En 1830, Robert Rankin était un homme riche ; on le considérait comme le principal armateur et marchand de bois de Saint-Jean, mais il continuait à vivre sobrement et sans ostentation. Le 17 mars 1829, il avait épousé Ann, la fille de John Strang, un éminent marchand écossais de St Andrews, Nouveau-Brunswick, où les Écossais, comme à Saint-Jean, dominaient largement l’activité commerciale. En 1837, ses affaires avaient prospéré à tel point qu’il envisageait de prendre sa retraite et de retourner en Écosse où il voulait acheter une propriété pour y faire l’élevage du bétail ; fils de fermier, cette occupation l’intéressait depuis ses jeunes années. Il possédait les ressources financières suffisantes pour satisfaire ce désir, car il avait placé des sommes importantes dans d’autres entreprises, notamment dans les chemins de fer britanniques, les mines, les sociétés d’assurance et les compagnies de navigation.

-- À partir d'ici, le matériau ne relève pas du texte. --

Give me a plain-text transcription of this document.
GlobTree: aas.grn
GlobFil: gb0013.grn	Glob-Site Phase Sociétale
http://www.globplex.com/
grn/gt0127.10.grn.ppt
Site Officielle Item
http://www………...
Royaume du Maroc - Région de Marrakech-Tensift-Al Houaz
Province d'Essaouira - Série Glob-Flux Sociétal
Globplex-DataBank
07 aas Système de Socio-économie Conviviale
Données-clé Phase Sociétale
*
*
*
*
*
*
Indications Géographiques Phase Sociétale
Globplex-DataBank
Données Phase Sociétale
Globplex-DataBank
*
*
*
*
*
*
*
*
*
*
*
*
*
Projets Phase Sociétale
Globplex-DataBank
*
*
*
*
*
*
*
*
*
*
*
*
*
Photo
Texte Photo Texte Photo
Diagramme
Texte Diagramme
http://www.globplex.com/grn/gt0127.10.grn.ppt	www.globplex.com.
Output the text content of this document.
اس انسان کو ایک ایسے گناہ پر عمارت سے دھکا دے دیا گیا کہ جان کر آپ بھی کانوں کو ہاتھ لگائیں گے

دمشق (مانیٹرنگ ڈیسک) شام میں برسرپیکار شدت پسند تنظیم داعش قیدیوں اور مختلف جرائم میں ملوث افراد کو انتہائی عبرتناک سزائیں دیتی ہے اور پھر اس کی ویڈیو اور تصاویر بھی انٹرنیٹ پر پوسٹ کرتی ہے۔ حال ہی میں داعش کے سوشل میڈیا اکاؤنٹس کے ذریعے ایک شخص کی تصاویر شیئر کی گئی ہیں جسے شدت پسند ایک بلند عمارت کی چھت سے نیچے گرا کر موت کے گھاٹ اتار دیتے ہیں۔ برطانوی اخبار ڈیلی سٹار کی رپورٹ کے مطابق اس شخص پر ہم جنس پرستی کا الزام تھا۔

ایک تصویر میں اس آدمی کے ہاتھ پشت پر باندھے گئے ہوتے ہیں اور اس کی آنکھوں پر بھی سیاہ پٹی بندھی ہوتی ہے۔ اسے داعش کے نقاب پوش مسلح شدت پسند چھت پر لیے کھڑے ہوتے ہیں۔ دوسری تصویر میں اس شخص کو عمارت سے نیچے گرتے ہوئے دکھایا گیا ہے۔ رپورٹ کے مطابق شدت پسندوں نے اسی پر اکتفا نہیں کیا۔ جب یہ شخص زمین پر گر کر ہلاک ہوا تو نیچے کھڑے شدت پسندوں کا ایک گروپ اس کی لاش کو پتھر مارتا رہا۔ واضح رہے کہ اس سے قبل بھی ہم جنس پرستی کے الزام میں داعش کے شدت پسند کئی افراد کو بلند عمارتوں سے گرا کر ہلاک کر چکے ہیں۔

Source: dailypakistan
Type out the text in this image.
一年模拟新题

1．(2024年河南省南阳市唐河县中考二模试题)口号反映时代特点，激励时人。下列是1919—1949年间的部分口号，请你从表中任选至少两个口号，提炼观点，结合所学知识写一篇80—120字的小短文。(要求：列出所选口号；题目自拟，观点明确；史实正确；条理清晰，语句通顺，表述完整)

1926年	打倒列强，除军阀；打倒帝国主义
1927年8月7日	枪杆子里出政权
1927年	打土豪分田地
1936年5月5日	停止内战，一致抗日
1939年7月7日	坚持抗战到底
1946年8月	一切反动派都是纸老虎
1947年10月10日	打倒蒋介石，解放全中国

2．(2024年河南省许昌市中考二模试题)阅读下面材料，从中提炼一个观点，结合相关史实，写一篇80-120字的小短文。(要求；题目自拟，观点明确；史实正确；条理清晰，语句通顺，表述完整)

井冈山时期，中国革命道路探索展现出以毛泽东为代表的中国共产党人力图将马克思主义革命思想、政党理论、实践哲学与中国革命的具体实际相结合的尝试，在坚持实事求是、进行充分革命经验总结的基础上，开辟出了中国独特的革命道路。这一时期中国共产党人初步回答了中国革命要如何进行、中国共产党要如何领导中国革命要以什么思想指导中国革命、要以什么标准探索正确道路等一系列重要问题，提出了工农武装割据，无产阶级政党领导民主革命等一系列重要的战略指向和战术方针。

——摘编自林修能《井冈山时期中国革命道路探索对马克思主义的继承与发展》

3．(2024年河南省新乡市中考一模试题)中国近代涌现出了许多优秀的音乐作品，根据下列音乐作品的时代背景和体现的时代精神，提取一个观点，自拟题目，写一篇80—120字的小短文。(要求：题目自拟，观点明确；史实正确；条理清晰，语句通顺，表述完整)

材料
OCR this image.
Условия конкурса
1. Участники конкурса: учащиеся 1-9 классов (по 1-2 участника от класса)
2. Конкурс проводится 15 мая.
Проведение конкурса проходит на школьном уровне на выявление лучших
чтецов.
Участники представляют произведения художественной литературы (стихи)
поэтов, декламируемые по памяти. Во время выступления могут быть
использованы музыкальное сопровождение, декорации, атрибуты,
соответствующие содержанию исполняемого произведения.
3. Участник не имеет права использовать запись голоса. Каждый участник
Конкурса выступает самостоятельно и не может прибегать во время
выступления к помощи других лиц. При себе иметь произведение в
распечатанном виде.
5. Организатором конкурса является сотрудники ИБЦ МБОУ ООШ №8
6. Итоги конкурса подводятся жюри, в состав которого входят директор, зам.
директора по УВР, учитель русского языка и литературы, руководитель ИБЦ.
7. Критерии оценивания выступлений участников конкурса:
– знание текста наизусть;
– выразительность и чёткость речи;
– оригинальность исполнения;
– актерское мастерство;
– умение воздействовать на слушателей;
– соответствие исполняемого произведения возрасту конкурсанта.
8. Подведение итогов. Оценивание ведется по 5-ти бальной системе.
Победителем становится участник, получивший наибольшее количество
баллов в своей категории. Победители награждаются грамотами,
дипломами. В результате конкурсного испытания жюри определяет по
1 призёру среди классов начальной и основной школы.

La réalisation de son projet fut entravée par une crise survenue en 1837 au siège de la société, à Glasgow, à la suite d’une vive querelle qui divisa les fondateurs. Puisque tous les groupes concernés estimaient qu’il était la seule personne en mesure de régler le différend et de prendre la direction générale de l’entreprise, Rankin quitta Saint-Jean avec sa femme et ses enfants à l’été de 1838. En Écosse, il parvint rapidement à racheter la part de Gilmour pour la somme de £150 000 et à reconstituer la Pollok, Gilmour, and Company. Rankin, son frère Alexander et Allan Gilmour* jeune, de la filiale établie à Québec, devinrent alors les associés qui s’assurèrent un intérêt prépondérant dans la compagnie. À l’instigation de Rankin, le bureau principal fut déplacé de Glasgow à Liverpool qui offrait des avantages commerciaux plus intéressants, en particulier dans le secteur du bois, et une nouvelle filiale fut ouverte dans cette ville sous la raison sociale de Rankin, Gilmour, and Company. Dans le but d’utiliser au maximum la vaste flotte de la société durant les mois d’hiver, on ouvrit également des succursales à La Nouvelle-Orléans, Louisiane, et à Mobile, Alabama, où la firme s’engagea dans le commerce florissant du coton.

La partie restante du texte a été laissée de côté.